Many theories have been out forward to explain skin colour. A fascinating one concerns Vitamin D production which takes place just below the pigmented layer. According to this theory, dark skin evolved to prevent over production of Vitamin D that may be toxic in large doses. The corollary is that white skinned people such as Scandinavians evolved pale skins to prevent rickets --- a deficiency of Vitamin D.

If these theories don't convince, try some of the following which range from the ingenious to the crackpot (I'll let you decide which is which). Dark skins protect our internal organs against overheating by infrared (how many whites die of this "tropical disease"?), dark skins help keep tropical people warm when the temperature drops, dark skins provide camouflage in the jungle, pale skins are less sensitive to frostbite, dark skins protect against beryllium poisoning in the tropics, pale skins cause a deficiency of folic acid in the tropics.

If none of these appeal on their own you can always mix and match them. Before you do, stop and question the basic assumption. Do all people in the harsh tropics have dark skins? If dark skins pose such an evolutionary advantage in this environment you'd expect all tropical peoples to be dark. You certainly wouldn't expect to find dark skinned people in temperate latitudes.

Well there are no native dark skinned people in central or South America, even those living right on the equator. Tasmanian aborigines were as black as any from the far north. In the Solomon Islands there are substantial differences in skin colour over short distances. The same is also true in Fiji. Diamond points out that some of the world's most dimly lit areas, receiving a daily average of under three-and-a-half hours sunshine, include parts of equatorial West Africa, southern China, and Scandinavia. These areas are host to, respectively, some of the world's blackest, yellowest and whitest people.
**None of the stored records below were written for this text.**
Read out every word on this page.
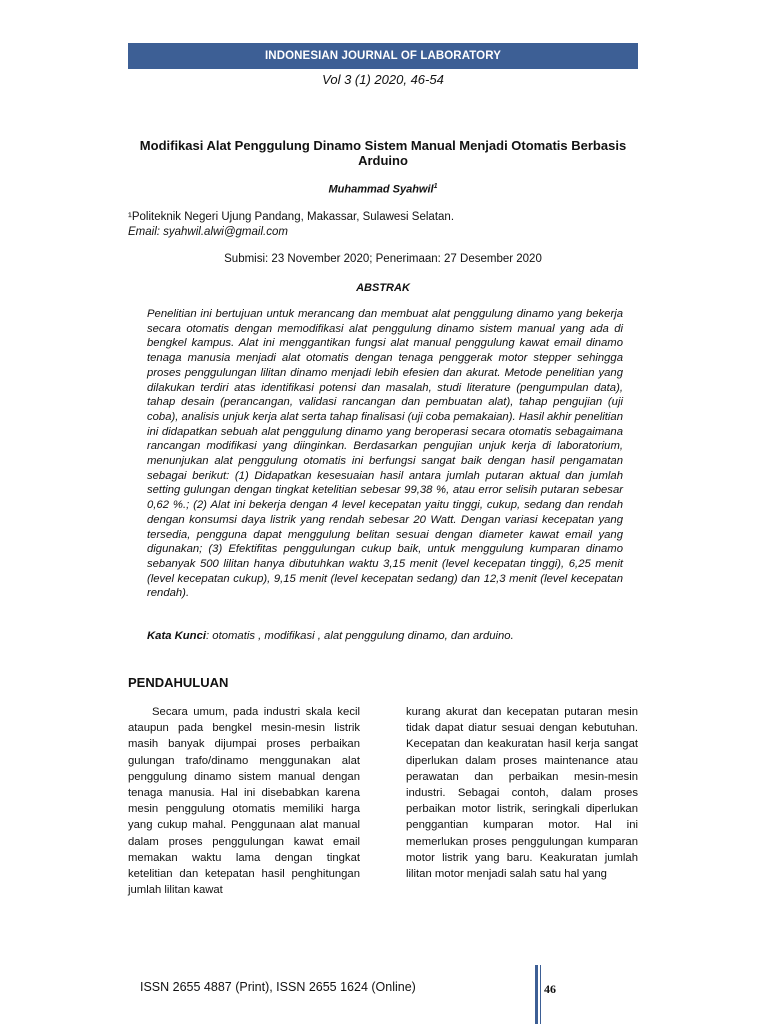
INDONESIAN JOURNAL OF LABORATORY
Vol 3 (1) 2020, 46-54
Modifikasi Alat Penggulung Dinamo Sistem Manual Menjadi Otomatis Berbasis Arduino
Muhammad Syahwil$^1$
¹Politeknik Negeri Ujung Pandang, Makassar, Sulawesi Selatan.
Email: syahwil.alwi@gmail.com
Submisi: 23 November 2020; Penerimaan: 27 Desember 2020
ABSTRAK
Penelitian ini bertujuan untuk merancang dan membuat alat penggulung dinamo yang bekerja secara otomatis dengan memodifikasi alat penggulung dinamo sistem manual yang ada di bengkel kampus. Alat ini menggantikan fungsi alat manual penggulung kawat email dinamo tenaga manusia menjadi alat otomatis dengan tenaga penggerak motor stepper sehingga proses penggulungan lilitan dinamo menjadi lebih efesien dan akurat. Metode penelitian yang dilakukan terdiri atas identifikasi potensi dan masalah, studi literature (pengumpulan data), tahap desain (perancangan, validasi rancangan dan pembuatan alat), tahap pengujian (uji coba), analisis unjuk kerja alat serta tahap finalisasi (uji coba pemakaian). Hasil akhir penelitian ini didapatkan sebuah alat penggulung dinamo yang beroperasi secara otomatis sebagaimana rancangan modifikasi yang diinginkan. Berdasarkan pengujian unjuk kerja di laboratorium, menunjukan alat penggulung otomatis ini berfungsi sangat baik dengan hasil pengamatan sebagai berikut: (1) Didapatkan kesesuaian hasil antara jumlah putaran aktual dan jumlah setting gulungan dengan tingkat ketelitian sebesar 99,38 %, atau error selisih putaran sebesar 0,62 %.; (2) Alat ini bekerja dengan 4 level kecepatan yaitu tinggi, cukup, sedang dan rendah dengan konsumsi daya listrik yang rendah sebesar 20 Watt. Dengan variasi kecepatan yang tersedia, pengguna dapat menggulung belitan sesuai dengan diameter kawat email yang digunakan; (3) Efektifitas penggulungan cukup baik, untuk menggulung kumparan dinamo sebanyak 500 lilitan hanya dibutuhkan waktu 3,15 menit (level kecepatan tinggi), 6,25 menit (level kecepatan cukup), 9,15 menit (level kecepatan sedang) dan 12,3 menit (level kecepatan rendah).
Kata Kunci: otomatis , modifikasi , alat penggulung dinamo, dan arduino.
PENDAHULUAN

Secara umum, pada industri skala kecil ataupun pada bengkel mesin-mesin listrik masih banyak dijumpai proses perbaikan gulungan trafo/dinamo menggunakan alat penggulung dinamo sistem manual dengan tenaga manusia. Hal ini disebabkan karena mesin penggulung otomatis memiliki harga yang cukup mahal. Penggunaan alat manual dalam proses penggulungan kawat email memakan waktu lama dengan tingkat ketelitian dan ketepatan hasil penghitungan jumlah lilitan kawat

kurang akurat dan kecepatan putaran mesin tidak dapat diatur sesuai dengan kebutuhan. Kecepatan dan keakuratan hasil kerja sangat diperlukan dalam proses maintenance atau perawatan dan perbaikan mesin-mesin industri. Sebagai contoh, dalam proses perbaikan motor listrik, seringkali diperlukan penggantian kumparan motor. Hal ini memerlukan proses penggulungan kumparan motor listrik yang baru. Keakuratan jumlah lilitan motor menjadi salah satu hal yang

ISSN 2655 4887 (Print), ISSN 2655 1624 (Online)	46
The response to this of course is to argue that the people possessing the skin colour under question (pale skin in the tropics, dark skin in temperate regions) have not been there long enough to evolve the "right" colour. Diamond counters this by pointing out that the Tasmanian aborigines have been isolated there for over ten thousand years and that the Scandinavians either had pale skin when they arrived in Scandinavia or evolved it in the 4,000 to 5,000 years since they have been there.

Puzzling isn't it? Diamond does not deny that there is a correlation between skin colour and place of residence but he claims it is weaker than appears at first sight. What then is his explanation for the multiplicity of hues all over the planet?
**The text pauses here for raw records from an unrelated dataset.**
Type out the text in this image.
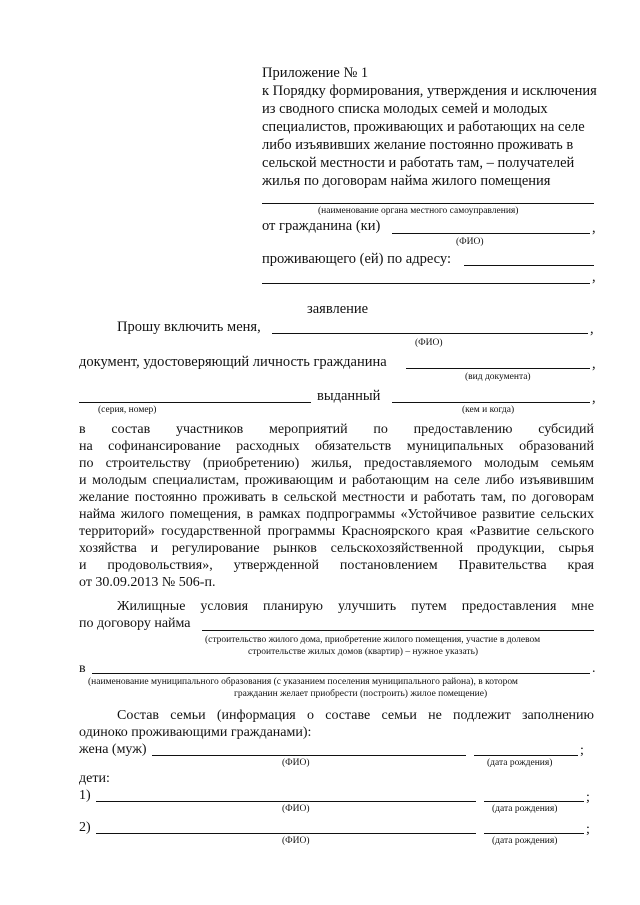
Приложение № 1
к Порядку формирования, утверждения и исключения
из сводного списка молодых семей и молодых
специалистов, проживающих и работающих на селе
либо изъявивших желание постоянно проживать в
сельской местности и работать там, – получателей
жилья по договорам найма жилого помещения
(наименование органа местного самоуправления)
от гражданина (ки)	,
(ФИО)
проживающего (ей) по адресу:
,
заявление
Прошу включить меня,	,
(ФИО)
документ, удостоверяющий личность гражданина	,
(вид документа)
выданный	,
(серия, номер)	(кем и когда)
в состав участников мероприятий по предоставлению субсидий
на софинансирование расходных обязательств муниципальных образований
по строительству (приобретению) жилья, предоставляемого молодым семьям
и молодым специалистам, проживающим и работающим на селе либо изъявившим
желание постоянно проживать в сельской местности и работать там, по договорам
найма жилого помещения, в рамках подпрограммы «Устойчивое развитие сельских
территорий» государственной программы Красноярского края «Развитие сельского
хозяйства и регулирование рынков сельскохозяйственной продукции, сырья
и продовольствия», утвержденной постановлением Правительства края
от 30.09.2013 № 506-п.
Жилищные условия планирую улучшить путем предоставления мне
по договору найма
(строительство жилого дома, приобретение жилого помещения, участие в долевом
строительстве жилых домов (квартир) – нужное указать)
в	.
(наименование муниципального образования (с указанием поселения муниципального района), в котором
гражданин желает приобрести (построить) жилое помещение)
Состав семьи (информация о составе семьи не подлежит заполнению
одиноко проживающими гражданами):
жена (муж)	;
(ФИО)	(дата рождения)
дети:
1)	;
(ФИО)	(дата рождения)
2)	;
(ФИО)	(дата рождения)
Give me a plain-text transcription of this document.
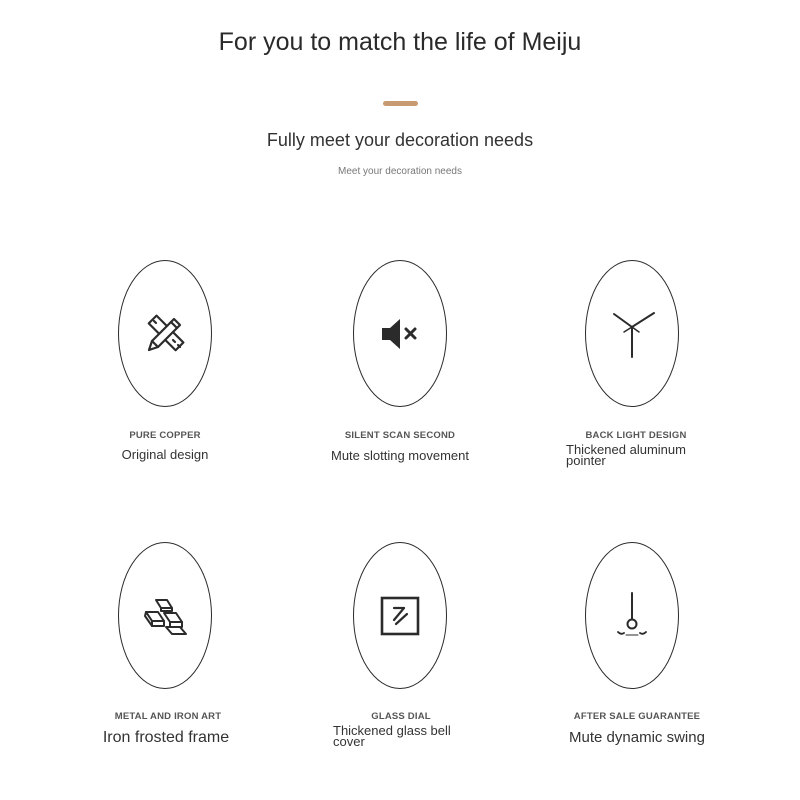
For you to match the life of Meiju
Fully meet your decoration needs
Meet your decoration needs
PURE COPPER
Original design
SILENT SCAN SECOND
Mute slotting movement
BACK LIGHT DESIGN
Thickened aluminum pointer
METAL AND IRON ART
Iron frosted frame
GLASS DIAL
Thickened glass bell cover
AFTER SALE GUARANTEE
Mute dynamic swing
People tend to breed with like. Only since modern technology has made us more aware of human variability and variation have we been able to find people of other races particularly attractive. Diamond quotes a New Guinean friend on white women:

"white skin like a sickly albino's, straight hair like strings, sometimes even hair coloured yellow like dead grass or red like a poisonous snail, thin lips and narrow noses like axe blades, big eyes like a cow's, a repulsive smell when they sweat, and breasts and nipples of the wrong shape."

Beauty is in the eye of the beholder.